WAKO World Championships

WAKO World Championships

And the hypnotherapy?

– That’s what fixed it. I reframed the memory. What I’d believed made sense for a five year old girl – but that’s it! I can still compete, hard, but it’s different – I can enjoy it a lot more now that any potential loss isn’t wrapped up in my very sense of identity. For the first time in four or five years my fitness has come back to 100 percent. I can do runs I couldn’t do for years. Before, if I did a single weights circuits I’d crash for several weeks after, but now I can do that properly too. I find myself laughing more. I was watching ‘8 out of 10 Cats’ the other night, on my own, and I was belly laughing. I’m a LOT more relaxed and I just enjoy myself more.

So after Copenhagen?

– There’s a place I discovered recently, called Duke’s Bar and Grill.

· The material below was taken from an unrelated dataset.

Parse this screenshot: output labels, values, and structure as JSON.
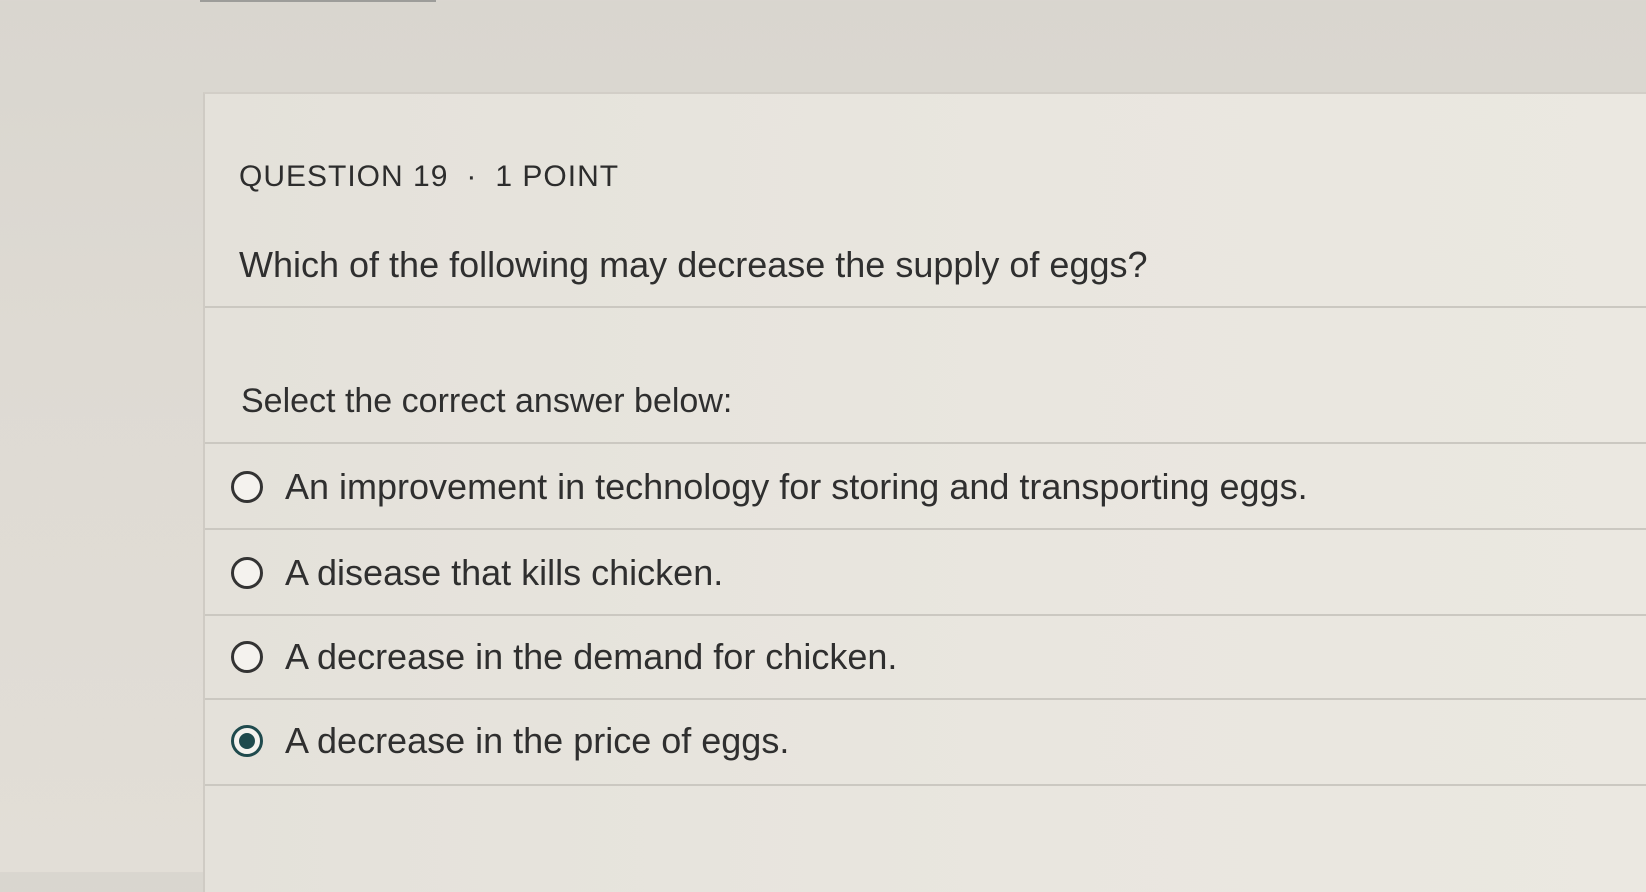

It’s an American Rib restaurant. They have the proper machinery for a big rack of ribs, they have the sauces, they have great meat. – I’d gone there with Stu for Valentine’s Day, and after Copenhagen I went there again, with Stu and with my little sister. She’s one of the most precious people to me in the world. We had ribs and margaritas. I’m a complete lightweight these days, but I had it anyway, straight up, with salt. So that’s how I celebrated my victory: with Stu, and my sister; eating ribs, drinking a margarita, in my favourite place in London.